The Permanence of Love

“Love never ends” (v. 8a). That is, love never falls or fails. God’s love, this ordinary grace and gift of the Spirit, never ceases. Paul will demonstrate that the gifts of the Spirit will come to an end but not so divine love. God will never stop ushering forth his love. Therefore, love should be constantly flowing from us to others. This, doubtless, was part of the message Jesus proclaimed in John 7:37–39.

Brothers and sisters, we need to dwell on this unceasing love from God, particularly after swimming through the convicting waters of vv. 1–7. Who among us does not feel conviction about our sin of lovelessness? Who among us can really say, “All’s good.
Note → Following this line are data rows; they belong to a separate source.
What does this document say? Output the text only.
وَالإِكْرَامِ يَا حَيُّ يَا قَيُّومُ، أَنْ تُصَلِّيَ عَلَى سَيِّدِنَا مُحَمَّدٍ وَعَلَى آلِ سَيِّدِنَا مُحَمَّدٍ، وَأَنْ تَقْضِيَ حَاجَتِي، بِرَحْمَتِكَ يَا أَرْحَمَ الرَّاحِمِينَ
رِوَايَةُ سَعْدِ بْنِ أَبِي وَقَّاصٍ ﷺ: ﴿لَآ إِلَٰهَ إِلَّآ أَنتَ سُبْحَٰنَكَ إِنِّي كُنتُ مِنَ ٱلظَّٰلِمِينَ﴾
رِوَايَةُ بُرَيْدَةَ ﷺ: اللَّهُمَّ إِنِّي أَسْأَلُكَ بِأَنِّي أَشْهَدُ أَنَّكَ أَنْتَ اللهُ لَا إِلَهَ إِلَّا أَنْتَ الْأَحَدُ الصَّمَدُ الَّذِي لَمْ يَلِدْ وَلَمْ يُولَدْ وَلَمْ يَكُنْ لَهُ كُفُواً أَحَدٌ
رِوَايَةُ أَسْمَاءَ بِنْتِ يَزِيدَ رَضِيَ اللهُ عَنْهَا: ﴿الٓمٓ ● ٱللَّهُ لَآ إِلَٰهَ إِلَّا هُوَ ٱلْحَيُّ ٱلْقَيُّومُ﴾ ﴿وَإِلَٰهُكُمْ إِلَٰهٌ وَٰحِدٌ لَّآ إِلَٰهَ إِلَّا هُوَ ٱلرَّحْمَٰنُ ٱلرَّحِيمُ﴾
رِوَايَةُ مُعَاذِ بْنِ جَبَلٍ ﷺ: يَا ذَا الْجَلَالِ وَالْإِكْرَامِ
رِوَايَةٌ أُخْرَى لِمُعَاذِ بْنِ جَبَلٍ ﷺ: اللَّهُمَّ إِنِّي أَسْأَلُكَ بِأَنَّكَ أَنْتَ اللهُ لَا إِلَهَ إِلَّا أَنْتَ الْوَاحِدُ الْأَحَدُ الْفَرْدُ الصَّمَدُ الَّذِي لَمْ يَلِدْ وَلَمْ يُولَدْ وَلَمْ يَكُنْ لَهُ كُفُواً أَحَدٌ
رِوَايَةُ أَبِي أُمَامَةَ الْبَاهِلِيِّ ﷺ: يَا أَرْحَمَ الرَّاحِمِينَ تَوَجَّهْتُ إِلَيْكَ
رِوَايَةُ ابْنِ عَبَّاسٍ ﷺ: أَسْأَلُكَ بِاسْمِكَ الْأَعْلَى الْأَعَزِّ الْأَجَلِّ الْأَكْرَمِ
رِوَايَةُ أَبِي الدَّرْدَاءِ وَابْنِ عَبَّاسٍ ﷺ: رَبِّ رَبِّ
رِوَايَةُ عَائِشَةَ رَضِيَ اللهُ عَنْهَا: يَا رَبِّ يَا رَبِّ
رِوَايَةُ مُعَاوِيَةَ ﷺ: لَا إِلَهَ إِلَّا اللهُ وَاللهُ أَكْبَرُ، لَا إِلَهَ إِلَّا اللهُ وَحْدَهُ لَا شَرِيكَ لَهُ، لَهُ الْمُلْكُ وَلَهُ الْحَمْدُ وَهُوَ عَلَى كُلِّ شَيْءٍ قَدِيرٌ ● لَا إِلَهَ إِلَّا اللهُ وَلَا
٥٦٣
Nothing here for me to improve on”? If so, then go back to “love does not boast, is not arrogant”!

But if you are under conviction then consider John 13:1–17. Jesus loved his disciples to the end—to their deserting end. But this was not the end of them. For Jesus died to wash them clean from their sin. He died to wash you from your sin. And he lives to continue to wash you (Hebrews 7:25; 1 John 1:9).

We all far short of this glorious love of God, and yet it is this same glorious love by which God saves and sanctifies us. So let each of us ask for forgiveness. Let each of us seek this “more excellent way,” this ordinary way of the Spirit who sheds abroad God’s extraordinarily love conforming us to the image of the crucified and risen Lord Jesus Christ. And so, what’s love got to do with it? Absolutely everything.